As with Hyper Fighting before it we saw the release of Super Street Fighter 2 Turbo. With this came one new character in the form of the hidden boss Akuma and again some more character tweaks. A super meter was also added in that when filled it allowed you to do a super version of one of the basic special moves. This is the version of SF2 I spent the least amount of time with. I only played it in the arcade a couple times as none of them near me had any machines and the only home version to come out was for the 3DO. I was going to get the 3DO version but the system's controller was so bad for fighters I didn't really care.

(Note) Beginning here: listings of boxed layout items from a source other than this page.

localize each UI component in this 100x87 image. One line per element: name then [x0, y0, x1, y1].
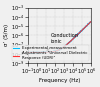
Adjustments "Universal Dielectric
Response (UDR)": [90, 21, 91, 22]
Line: Experimental measurement: Experimental measurement: [28, 22, 91, 53]
Experimental measurement: [79, 32, 80, 33]
Adjustments "Universal Dielectric
Response (UDR)": [27, 52, 28, 53]
Adjustments "Universal Dielectric
Response (UDR)": [89, 23, 90, 24]
Experimental measurement: [90, 22, 91, 23]
Experimental measurement: [89, 22, 90, 23]
Adjustments "Universal Dielectric
Response (UDR)": [57, 50, 59, 51]
Text: Conduction
ionic: Conduction ionic: [47, 33, 78, 50]
Adjustments "Universal Dielectric
Response (UDR)": [57, 50, 58, 51]
Legend: Experimental measurement, Adjustments "Universal Dielectric
Response (UDR)": Experimental measurement, Adjustments "U…: [12, 45, 89, 61]
Experimental measurement: [57, 50, 58, 51]
Experimental measurement: [65, 45, 66, 46]
Adjustments "Universal Dielectric
Response (UDR)": [61, 48, 62, 49]
Experimental measurement: [90, 21, 91, 22]
Experimental measurement: [58, 50, 59, 51]
Adjustments "Universal Dielectric
Response (UDR)": [79, 32, 80, 33]
Adjustments "Universal Dielectric
Response (UDR)": [65, 45, 66, 46]
Experimental measurement: [36, 53, 38, 54]
Experimental measurement: [61, 48, 63, 49]
Line: Adjustments "Universal Dielectric
Response (UDR)": Adjustments "Universal Dielectric Respon…: [28, 22, 91, 52]
X-axis label: Frequency (Hz): Frequency (Hz): [39, 78, 80, 83]
Experimental measurement: [27, 52, 28, 53]
Y-axis label: σ’ (S/m): σ’ (S/m): [4, 24, 9, 46]
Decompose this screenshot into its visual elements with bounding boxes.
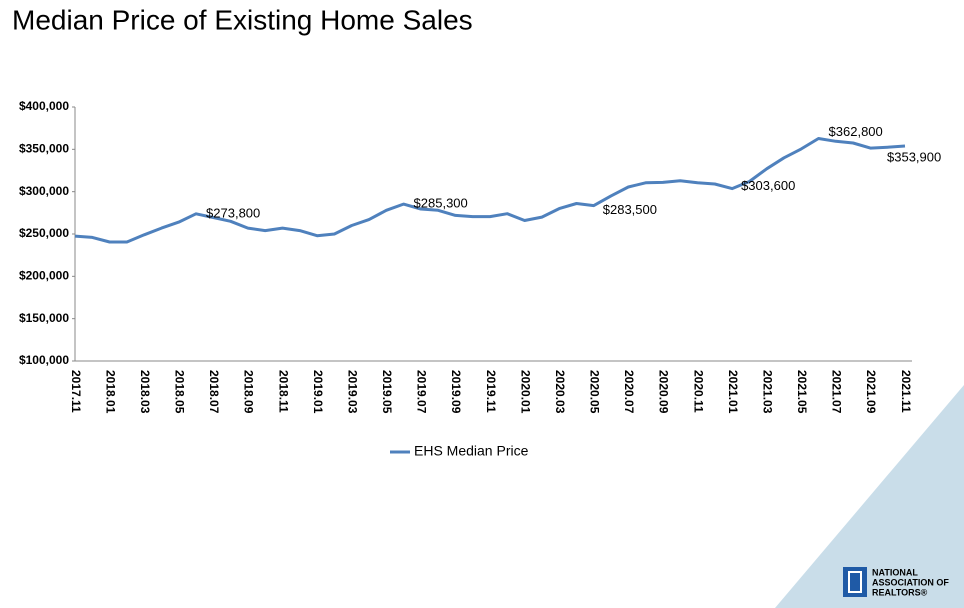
y-tick-label: $100,000	[19, 353, 69, 367]
x-tick-label: 2019.07	[415, 370, 429, 414]
x-tick-label: 2021.05	[795, 370, 809, 414]
x-tick-label: 2018.11	[276, 370, 290, 413]
x-tick-label: 2021.07	[830, 370, 844, 414]
x-tick-label: 2018.07	[207, 370, 221, 414]
data-label: $273,800	[206, 205, 260, 220]
data-label: $283,500	[603, 202, 657, 217]
y-tick-label: $300,000	[19, 184, 69, 198]
decor-triangle	[775, 385, 964, 608]
x-tick-label: 2018.09	[242, 370, 256, 414]
data-label: $362,800	[829, 124, 883, 139]
x-tick-label: 2021.11	[899, 370, 913, 413]
data-label: $303,600	[741, 178, 795, 193]
line	[74, 137, 906, 244]
x-tick-label: 2021.01	[726, 370, 740, 414]
x-tick-label: 2019.11	[484, 370, 498, 413]
x-tick-label: 2020.01	[518, 370, 532, 414]
x-tick-label: 2018.01	[103, 370, 117, 414]
x-tick-label: 2021.09	[864, 370, 878, 414]
logo-text: NATIONAL	[872, 567, 918, 577]
logo: NATIONAL ASSOCIATION OF REALTORS®	[843, 567, 949, 597]
legend-label: EHS Median Price	[414, 443, 529, 459]
x-tick-label: 2018.03	[138, 370, 152, 414]
x-tick-label: 2017.11	[69, 370, 83, 413]
logo-r	[848, 571, 862, 593]
x-tick-label: 2019.03	[345, 370, 359, 414]
chart-title: Median Price of Existing Home Sales	[12, 4, 473, 35]
y-tick-label: $400,000	[19, 99, 69, 113]
data-label: $285,300	[414, 196, 468, 211]
x-tick-label: 2020.05	[588, 370, 602, 414]
x-tick-label: 2019.09	[449, 370, 463, 414]
x-tick-label: 2021.03	[760, 370, 774, 414]
y-tick-label: $250,000	[19, 226, 69, 240]
x-tick-label: 2020.11	[691, 370, 705, 413]
x-tick-label: 2019.05	[380, 370, 394, 414]
data-label: $353,900	[887, 149, 941, 164]
x-tick-label: 2020.09	[657, 370, 671, 414]
logo-text: ASSOCIATION OF	[872, 577, 949, 587]
x-tick-label: 2018.05	[173, 370, 187, 414]
y-tick-label: $150,000	[19, 311, 69, 325]
x-tick-label: 2020.07	[622, 370, 636, 414]
logo-text: REALTORS®	[872, 587, 928, 597]
y-tick-label: $200,000	[19, 269, 69, 283]
y-tick-label: $350,000	[19, 142, 69, 156]
x-tick-label: 2020.03	[553, 370, 567, 414]
x-tick-label: 2019.01	[311, 370, 325, 414]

With the success of SF2 we saw tons of 2D fighters come out and I pretty much played them all. If it was an obscure 2D fighter on the SNES or the Genesis I played it. If I heard an arcade 50 miles away had some new fighter before the one near me I went to play the new game there. Sitting here writing this now I'm flooded with memories of all the crappy fighters I've played. Even though none of them held a candle to SF2 I still searched for them and spent some time with each one. At the time the only other 2D fighter to hold my interest was Mortal Kombat.

Street Fighter 2 for me was the best set of fighting games to ever come out and nothing that's come out since has been able to hold up. Even Street Fighter 4 which is a throwback to SF2, I just couldn't get into it. I'll remember all the time I spent playing SF2 very fondly, it was and still is just simply awesome.